The duration of symptoms in the series varied from 2 months to 15 years with a mean of 2.6 ± 2.3 years and median of 2 years [Table - 1]. The mean modified Klekamp and Samii score for patients of CIM with syringomyelia (Group A; n=52) was 24.2 ± 2.9, and for those without syringomyelia (Group B; n=6), 21 ± 1.3. The incidence of long tract and brainstem signs was high in both the groups. Group A patients had additional features of intramedullary pathology of dissociated or suspended sensory loss and Horner′s syndrome; and, Group B patients presented more often with pain in the nape of the neck, posterior column deficits and cerebellar signs. At follow-up, the mean clinical score of the patients improved from 23.82 ± 2.96 to 25.96 ± 2.1. In Group A, the scores changed from 24.2 ± 2.9 to 26.1 ± 2.1; and in Group B, from 21 ± 1.3 to 24.7 ± 0.8. The major improvements occurred in spasticity (in 34 of the 41 patients, 82.9%); pain in the nape of the neck (in 13 of the 18 patients, 72.2%); and cerebellar signs (in 20 of the 32 patients, 62.5%).

The outcome assessed at 6 months in 48 patients showed that 30 (62.5%) had good outcome while 18 (37.5%; including two perioperative mortalities) had a poor outcome [Table - 4]. At a follow-up of 6 months, the factors, duration of symptoms (P value=0.006), respiratory distress (P value=0.001), focal muscle wasting (P value=0.053) and BI (P value=0.048) were found to be predictors of outcome on univariate analysis. On multivariate analysis using these 4 factors, the significant factors predicting clinical outcome were BI, duration of symptoms and respiratory distress while focal muscle wasting was not found to be a significant predictor of the clinical outcome. This model correctly predicts a good outcome in 90.0% of the cases and a poor outcome in 72.2% patients. The overall predictive value with all the four factors was 83.3% (P value=0.004); the predictive value taking the three factors, namely basilar invagination, duration of symptoms and respiratory distress was again 83.3% (P value 0.002). Thus, focal muscle wasting was not found to be a significant predictor of outcome [Table - 5a and 5b] .


In the present series, the patients with CIM without syringomyelia had FM compressive symptoms and signs rather than the central cord symptomatology seen in patients with syringomyelia, as also noted by Pillay et al.[10] Following posterior decompression and duraplasty, the improvement in the long tract signs was less marked in patients with syringomyelia due to the persistence of syringomyelia that takes a long time to recover.[11] According to Pillay et al, the presence or absence of syringomyelia seemed to be the main determinant influencing the surgical outcome.[10] Levy et al[12] and Saez et al[13] have reported poor results in patients with a central cord syndrome as opposed to patients with a cerebellar syndrome. In our statistical analysis, due to the differences in the number of patients in the two groups (44 versus 4 patients), the effect of syringomyelia in determining outcome could not be ascertained.

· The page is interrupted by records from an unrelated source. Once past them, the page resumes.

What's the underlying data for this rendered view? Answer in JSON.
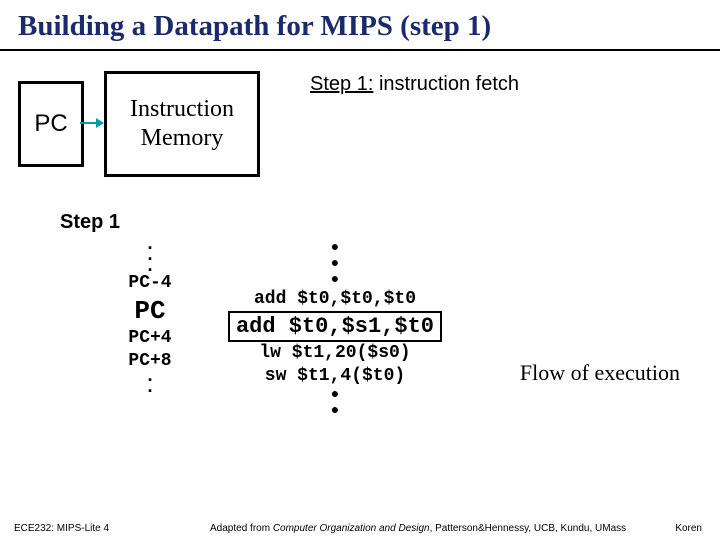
{
  "title": "Building a Datapath for MIPS (step 1)",
  "diagram": {
    "pc_label": "PC",
    "im_label": "Instruction Memory",
    "step_prefix": "Step 1:",
    "step_text": "instruction fetch"
  },
  "step_header": "Step 1",
  "pc_column": {
    "dots_top": [
      ".",
      ".",
      "."
    ],
    "rows": [
      "PC-4",
      "PC",
      "PC+4",
      "PC+8"
    ],
    "current_index": 1,
    "dots_bottom": [
      ".",
      "."
    ]
  },
  "instr_column": {
    "bullets_top": [
      "●",
      "●",
      "●"
    ],
    "rows": [
      "add $t0,$t0,$t0",
      "add $t0,$s1,$t0",
      "lw $t1,20($s0)",
      "sw $t1,4($t0)"
    ],
    "highlight_index": 1,
    "bullets_bottom": [
      "●",
      "●"
    ]
  },
  "flow_label": "Flow of execution",
  "footer": {
    "left": "ECE232: MIPS-Lite 4",
    "mid_prefix": "Adapted from ",
    "mid_ital": "Computer Organization and Design",
    "mid_suffix": ", Patterson&Hennessy, UCB, Kundu, UMass",
    "right": "Koren"
  }
}
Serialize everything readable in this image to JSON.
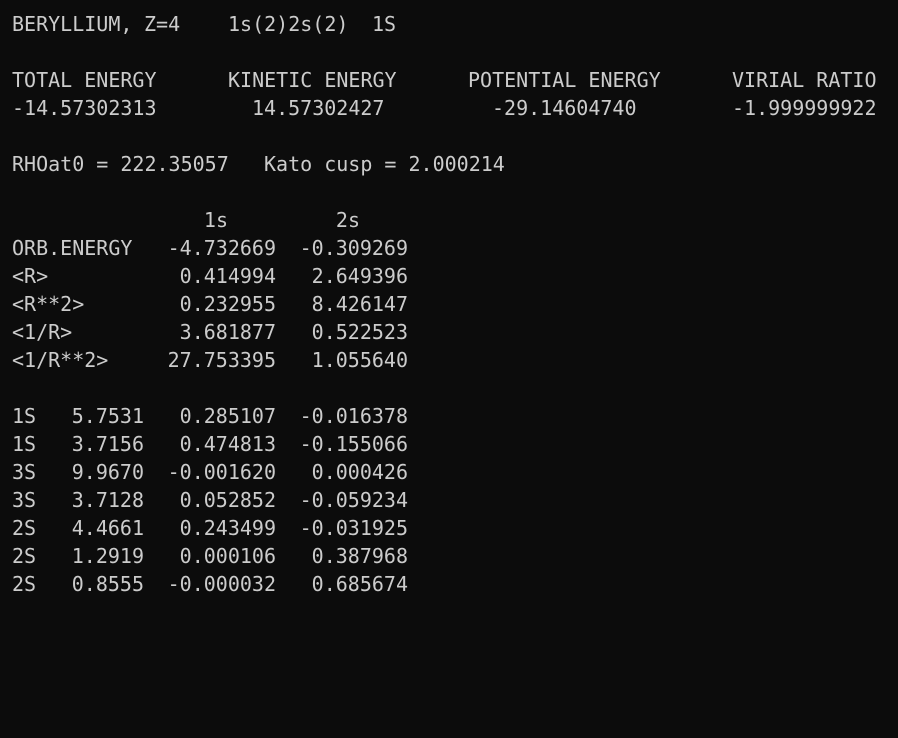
{
  "header": {
    "element": "BERYLLIUM,",
    "atomic_number": "Z=4",
    "configuration": "1s(2)2s(2)",
    "term": "1S"
  },
  "energies": {
    "labels": [
      "TOTAL ENERGY",
      "KINETIC ENERGY",
      "POTENTIAL ENERGY",
      "VIRIAL RATIO"
    ],
    "values": [
      "-14.57302313",
      "14.57302427",
      "-29.14604740",
      "-1.999999922"
    ]
  },
  "density": {
    "rho_at_0": "RHOat0 = 222.35057",
    "kato_cusp": "Kato cusp = 2.000214"
  },
  "orbital_table": {
    "columns": [
      "1s",
      "2s"
    ],
    "rows": [
      {
        "label": "ORB.ENERGY",
        "values": [
          "-4.732669",
          "-0.309269"
        ]
      },
      {
        "label": "<R>",
        "values": [
          "0.414994",
          "2.649396"
        ]
      },
      {
        "label": "<R**2>",
        "values": [
          "0.232955",
          "8.426147"
        ]
      },
      {
        "label": "<1/R>",
        "values": [
          "3.681877",
          "0.522523"
        ]
      },
      {
        "label": "<1/R**2>",
        "values": [
          "27.753395",
          "1.055640"
        ]
      }
    ]
  },
  "basis_table": {
    "rows": [
      {
        "type": "1S",
        "exponent": "5.7531",
        "c1": "0.285107",
        "c2": "-0.016378"
      },
      {
        "type": "1S",
        "exponent": "3.7156",
        "c1": "0.474813",
        "c2": "-0.155066"
      },
      {
        "type": "3S",
        "exponent": "9.9670",
        "c1": "-0.001620",
        "c2": "0.000426"
      },
      {
        "type": "3S",
        "exponent": "3.7128",
        "c1": "0.052852",
        "c2": "-0.059234"
      },
      {
        "type": "2S",
        "exponent": "4.4661",
        "c1": "0.243499",
        "c2": "-0.031925"
      },
      {
        "type": "2S",
        "exponent": "1.2919",
        "c1": "0.000106",
        "c2": "0.387968"
      },
      {
        "type": "2S",
        "exponent": "0.8555",
        "c1": "-0.000032",
        "c2": "0.685674"
      }
    ]
  }
}
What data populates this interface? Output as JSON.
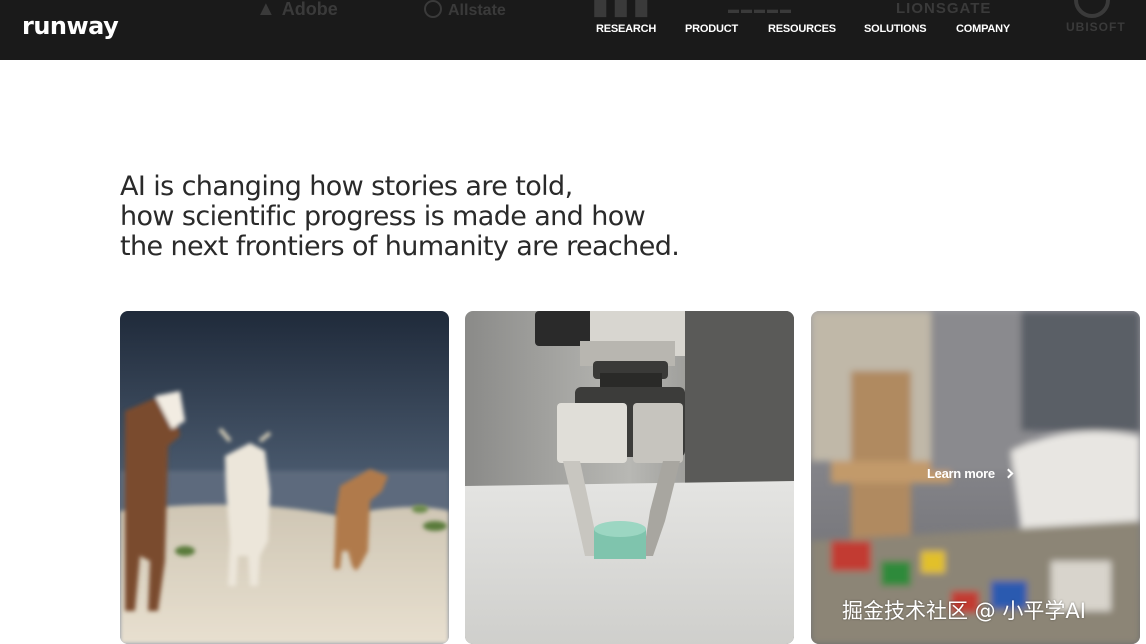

The authors relied mainly on posterior decompression and duraplasty as the procedure for relieving both the clinical manifestations of CIM and syringomyelia. The craniocervical posterior decompression and duraplasty removed the block at FM and re-established the normal communication between the cranial and spinal subarachnoid spaces. This led to a simultaneous relief of pressure of the tonsils on the cervicomedullary junction as well as to the amelioration of the factors responsible for the development of syringomyelia.[2],[3],[6],[14],[16],[17],[18]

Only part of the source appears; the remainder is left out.